Devemos preocupar-nos com isto? Devemos, e muito. Em primeiro lugar, o voto universal foi uma conquista democrática fundamental dos últimos dois séculos. Até ao século XIX, era comum haver restrições ao direito de voto com base na riqueza, rendimento ou classe social. Vários estudos mostram que a inclusão de novos grupos da população no eleitorado modifica as políticas públicas, tornando-as mais próximas dos interesses dos novos eleitores. Que esta divisão de classe na expressão eleitoral regresse sob forma de abstenção é uma ameaça aos fundamentos da democracia, porque exclui de facto os pobres do centro da decisão política. Logo, as políticas públicas vão servir menos os seus interesses e pode, até, gerar-se um ciclo vicioso de afastamento progressivo destes grupos sociais.

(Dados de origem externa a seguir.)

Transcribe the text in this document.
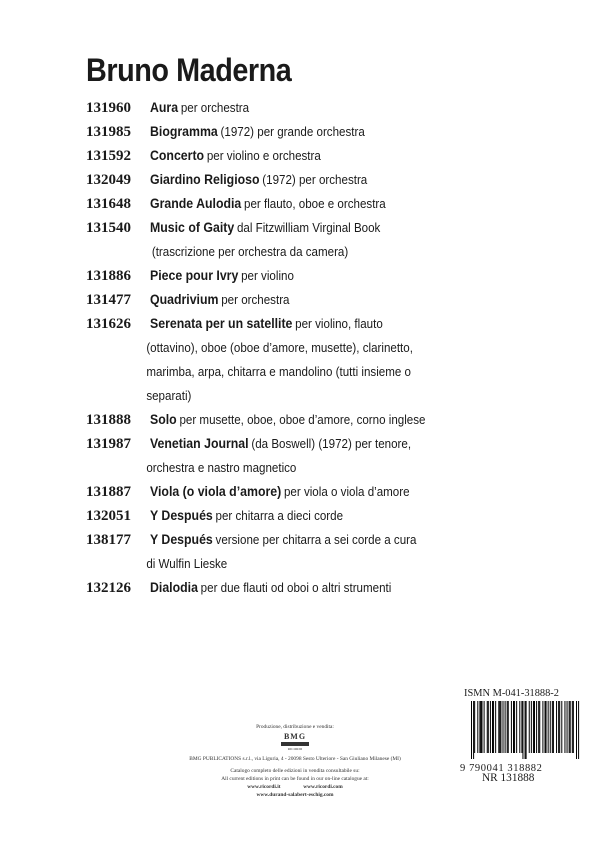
Bruno Maderna
131960 Aura per orchestra
131985 Biogramma (1972) per grande orchestra
131592 Concerto per violino e orchestra
132049 Giardino Religioso (1972) per orchestra
131648 Grande Aulodia per flauto, oboe e orchestra
131540 Music of Gaity dal Fitzwilliam Virginal Book
(trascrizione per orchestra da camera)
131886 Piece pour Ivry per violino
131477 Quadrivium per orchestra
131626 Serenata per un satellite per violino, flauto
(ottavino), oboe (oboe d’amore, musette), clarinetto,
marimba, arpa, chitarra e mandolino (tutti insieme o
separati)
131888 Solo per musette, oboe, oboe d’amore, corno inglese
131987 Venetian Journal (da Boswell) (1972) per tenore,
orchestra e nastro magnetico
131887 Viola (o viola d’amore) per viola o viola d’amore
132051 Y Después per chitarra a dieci corde
138177 Y Después versione per chitarra a sei corde a cura
di Wulfin Lieske
132126 Dialodia per due flauti od oboi o altri strumenti
Produzione, distribuzione e vendita:
BMG
RICORDI
BMG PUBLICATIONS s.r.l., via Liguria, 4 - 20098 Sesto Ulteriore - San Giuliano Milanese (MI)
Catalogo completo delle edizioni in vendita consultabile su:
All current editions in print can be found in our on-line catalogue at:
www.ricordi.it	www.ricordi.com
www.durand-salabert-eschig.com
ISMN M-041-31888-2
9 790041 318882
NR 131888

Em segundo lugar, este eleitorado é uma reserva adormecida que pode ser mobilizada por líderes populistas em quem estas pessoas vêem (bem ou mal, isso não vem ao caso) uma possibilidade de se verem representadas. Se os abstencionistas tivessem características semelhantes aos eleitores, seria menos provável que isto pudesse alterar o equilíbrio político em que vivemos. Mas, para além de mais pobres, os abstencionistas portugueses são também mais jovens e vivem mais longe dos centros urbanos do que quem vota. Pior: estas assimetrias aumentaram nos últimos anos. Com estas diferenças crescentes entre os abstencionistas e quem vota, é provável que a reserva adormecida se torne num tsunami político. Se os partidos não querem olhar para isto, então têm mesmo umas palas muito grandes à frente dos olhos. Se quiserem, o estudo Abstenção e participação eleitoral em Portugal: diagnóstico e hipóteses de reforma oferece algumas pistas do que pode ser feito.»